AI solution to the big data challenge
Associate Professor Peter van Wijngaarden, from the Centre for Eye Research Australia, says advances in imaging technologies have transformed eyecare in the past 30 years, with the typical eye health consultation today involving the use of several imaging devices.
This means that a significant amount of data is being generated in each consultation.
“Though these data are powerful aides to clinicians in arriving at a diagnosis and deciding on the best treatment plan, it is becoming increasingly challenging for clinicians to assimilate and interpret all of the data that is being generated,” he says.
“A rather apt phrase to describe the situation is that each clinical interaction is becoming a ‘big data challenge’ and big challenges warrant innovative solutions.”
Accordingly, van Wijngaarden says this challenge has become a major driver for the development of artificial intelligence (AI) solutions. These are being developed for a variety of indications in eye health, but chief amongst these are tools to support image analysis – such as algorithms that can detect and triage retinal diseases from OCT images.
These tools, he says, promise to streamline the analysis and interpretation of complex imaging data. Some systems have the ability highlight key image features that may be of interest to the clinician.
“Analysis is, however, only one part of the big data challenge. Data collection, curation and storage are important considerations, as are data security and privacy. The capacity to link diverse sources of data for a given patient, such as imaging, demographic and clinical data are also important challenges,” he says.

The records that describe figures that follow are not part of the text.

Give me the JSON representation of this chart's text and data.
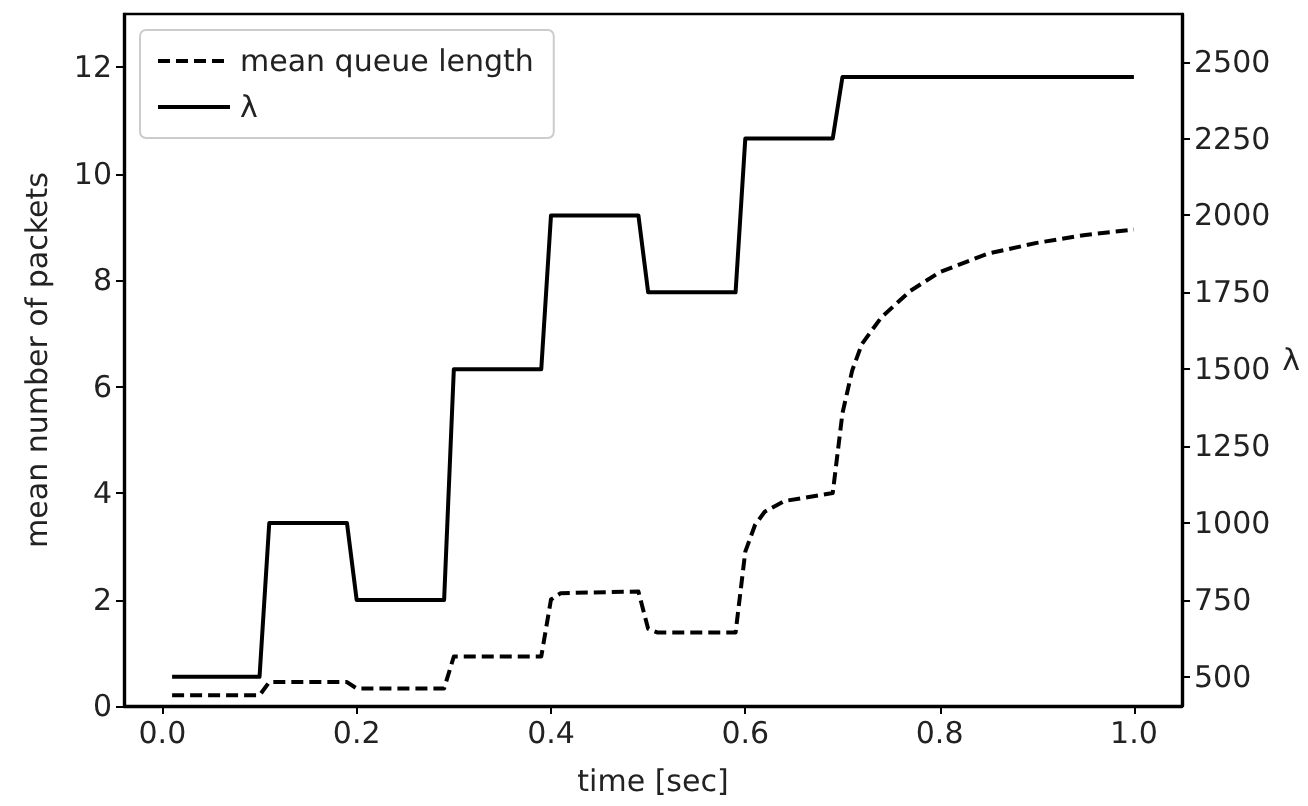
{
  "chart_data": {
    "type": "line",
    "xlabel": "time [sec]",
    "ylabel": "mean number of packets",
    "y2label": "λ",
    "xlim": [
      -0.0395,
      1.0495
    ],
    "xticks": [
      {
        "value": 0,
        "label": "0.0"
      },
      {
        "value": 0.2,
        "label": "0.2"
      },
      {
        "value": 0.4,
        "label": "0.4"
      },
      {
        "value": 0.6,
        "label": "0.6"
      },
      {
        "value": 0.8,
        "label": "0.8"
      },
      {
        "value": 1,
        "label": "1.0"
      }
    ],
    "ylim": [
      0,
      13
    ],
    "yticks": [
      0,
      2,
      4,
      6,
      8,
      10,
      12
    ],
    "y2lim": [
      405,
      2655
    ],
    "y2ticks": [
      500,
      750,
      1000,
      1250,
      1500,
      1750,
      2000,
      2250,
      2500
    ],
    "grid": false,
    "legend": "top left",
    "marker": "none",
    "series": [
      {
        "name": "mean queue length",
        "color": "#000000",
        "line_style": "dashed",
        "x": [
          0.01,
          0.1,
          0.11,
          0.19,
          0.2,
          0.29,
          0.3,
          0.39,
          0.4,
          0.41,
          0.49,
          0.5,
          0.51,
          0.59,
          0.6,
          0.61,
          0.62,
          0.64,
          0.69,
          0.7,
          0.71,
          0.72,
          0.74,
          0.77,
          0.8,
          0.85,
          0.9,
          0.95,
          1.0
        ],
        "values": [
          0.2,
          0.2,
          0.45,
          0.45,
          0.33,
          0.33,
          0.93,
          0.93,
          2.0,
          2.12,
          2.15,
          1.45,
          1.38,
          1.38,
          2.9,
          3.4,
          3.65,
          3.85,
          4.0,
          5.5,
          6.3,
          6.8,
          7.3,
          7.8,
          8.15,
          8.5,
          8.7,
          8.85,
          8.95
        ]
      },
      {
        "name": "λ",
        "color": "#000000",
        "line_style": "solid",
        "axis": "y2",
        "x": [
          0.01,
          0.1,
          0.11,
          0.19,
          0.2,
          0.29,
          0.3,
          0.39,
          0.4,
          0.49,
          0.5,
          0.59,
          0.6,
          0.69,
          0.7,
          1.0
        ],
        "values": [
          500,
          500,
          1000,
          1000,
          750,
          750,
          1500,
          1500,
          2000,
          2000,
          1750,
          1750,
          2250,
          2250,
          2450,
          2450
        ]
      }
    ]
  }
}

In terms of data storage, van Wijngaarden says each image file is large and many images may be acquired in a given consultation, meaning the challenge of scale becomes significant in a short space of time. There is also the problem of bandwidth for upload to cloud storage – an issue in many clinical sites, especially in rural and remote settings.
Privacy and data security are also considered important factors. International media have reported major breaches, with the National Health Service illegally handing Google-owned artificial intelligence company DeepMind 1.6 million patient records for a trial – without patient consent.
Possibly even larger breaches have also been reported in the US.
Clinical data is also integral for the training of AI systems, and that data has value attached to it. Companies are amassing large clinical databases of eyecare data, which will undoubtedly be monetised in future.
van Wijngaarden says the European General Data Protection Regulations (GDPR) is setting a new bar for privacy and data security.
Key principles enshrined in the GDPR are that personal data can only be used under six lawful bases (consent, contract, public task, vital interest, legitimate interest, legal requirement) and a key aspect of the provision of data under consent is the right of the data subject to revoke that consent at any time.
This also extends to the right to erasure – the ability for the data subject to request that their data is erased at any time. This poses a raft of technical challenges for companies using large amounts of health data. Similar controls are being applied in other jurisdictions.
“Technology may also constitute part of the solution – blockchain, for instance may be used to embed consent with the data itself.
“This may help to ensure that data is only used for the purposes for which consent has been granted and that consent remains linked with the data,” van Wijngaarden explains.
Finally, van Wijngaarden says it is vitally important that healthcare providers are given access to these data in a convenient, comprehensible and secure manner to translate its potential into improved healthcare for patients. This has implications for technology developers, but also for the training and education of healthcare providers who are increasingly required to be expert informaticians.
“In the torrents of data and technology healthcare providers must not lose sight of the empathy and compassion that is the foundation of the care in health.”